Pre-DPP traceability market
The European textile traceability platform market operated until 2024 under a paradigm of deep fragmentation and voluntary adoption. Initially driven by the need to mitigate reputational risks and document isolated sustainability attributes, the technological solutions grew in silos. The absence of a unified regulatory mandate generated an ecosystem where software providers such as TrusTrace, Retraced and Renoon competed to capture market share with asymmetric architectural approaches. Simultaneously, sectoral infrastructures such as Cascale (formerly the Sustainable Apparel Coalition) and its Worldly platform monopolised standardised environmental impact assessment through methodologies such as the Higg Materials Sustainability Index (Higg MSI) and the Higg Product Module.
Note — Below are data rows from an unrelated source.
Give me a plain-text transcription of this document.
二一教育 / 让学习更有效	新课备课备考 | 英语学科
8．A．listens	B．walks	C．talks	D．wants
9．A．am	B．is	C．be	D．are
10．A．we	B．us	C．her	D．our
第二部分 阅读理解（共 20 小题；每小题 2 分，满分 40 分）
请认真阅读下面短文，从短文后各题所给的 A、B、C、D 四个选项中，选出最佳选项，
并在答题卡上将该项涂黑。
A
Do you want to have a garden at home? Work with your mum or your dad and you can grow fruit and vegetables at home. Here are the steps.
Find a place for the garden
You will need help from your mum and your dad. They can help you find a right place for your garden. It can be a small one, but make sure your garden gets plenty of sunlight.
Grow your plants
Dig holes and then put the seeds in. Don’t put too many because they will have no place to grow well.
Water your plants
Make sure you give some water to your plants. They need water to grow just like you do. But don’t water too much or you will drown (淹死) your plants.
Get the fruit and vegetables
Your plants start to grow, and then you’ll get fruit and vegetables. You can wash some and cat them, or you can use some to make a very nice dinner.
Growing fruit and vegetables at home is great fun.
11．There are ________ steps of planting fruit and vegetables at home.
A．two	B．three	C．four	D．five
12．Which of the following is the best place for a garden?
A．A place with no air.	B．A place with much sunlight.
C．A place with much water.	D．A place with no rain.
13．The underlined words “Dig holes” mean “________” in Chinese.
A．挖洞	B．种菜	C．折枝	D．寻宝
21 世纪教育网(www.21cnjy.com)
In this pre-DPP triennium, the market stratified de facto. TrusTrace positioned itself aggressively in the high-volume corporate segment, taking on heavy deployments focused on the massive ingestion of transaction certificates. Retraced opted to penetrate supplier networks through a collaborative approach, seeking to map the chain of custody from the base. Renoon attacked angles more linked to compliance with emerging regulations and transparency towards the end consumer. In parallel, regional niches flourished in Italy, Portugal and the Nordic countries, offering production management systems (MES) with integrated traceability modules that, while resolving the immediate operational problem of spinning or weaving factories, lacked the interoperability needed to integrate into corporate due diligence schemes at a European level.
The main friction of this period was data asymmetry. Brands had to reconcile information from multiple private certification schemes with disparate methodologies. The Higg MSI, for example, provides a "cradle-to-gate" approach to assess impacts such as climate change and eutrophication, requiring very specific primary data from materials production. On the other hand, the OECD due diligence guidance for the textile sector established a risk management framework based on the identification of real and potential impacts throughout the chain, but did not define the technological vehicle for their exchange. This lack of standardisation in the data layer turned traceability into a human-capital-intensive exercise, dependent on spreadsheets and emails. The arrival of the Ecodesign for Sustainable Products Regulation (ESPR) and the figure of the Digital Product Passport (DPP) marks the end of this pre-DPP phase. The market now demands a transition from static record solutions towards dynamic, verifiable and regulatorily binding data exchange infrastructures.
Gartner July 2025 formalisation
The maturity of an enterprise software category is rarely defined by the appearance of the first line of code, but by its formal recognition in the analytical frameworks of the major technology consultancies. In July 2025, Gartner published its first "Digital Product Passport Representative Vendor" report, a milestone that irreversibly altered the ontology of the supply chain software market. The publication of this document was not a theoretical exercise, but a direct response to the pressure exerted by the IT departments of large European textile corporations, which faced the imminent technical transposition of the ESPR Regulation 2024/1781 and the textile-specific delegated act projected for 2027.
Before this report, textile traceability platforms were classified diffusely under broader umbrellas such as Supply Chain Visibility, ESG Reporting or Supplier Risk Management. This generic categorisation prevented Chief Information Officers (CIOs) from structuring Request for Proposal (RFP) processes with precise technical evaluation criteria. The Gartner report extracted the DPP from the exclusive orbit of sustainability and inserted it into the core of enterprise data architecture. By cataloguing pioneering platforms, Gartner outlined for the first time the minimum viable capabilities of a DPP-native system: automated ingestion of supply chain events, mass balance reconciliation, decentralised identity resolution and data publication through standardised resolvers.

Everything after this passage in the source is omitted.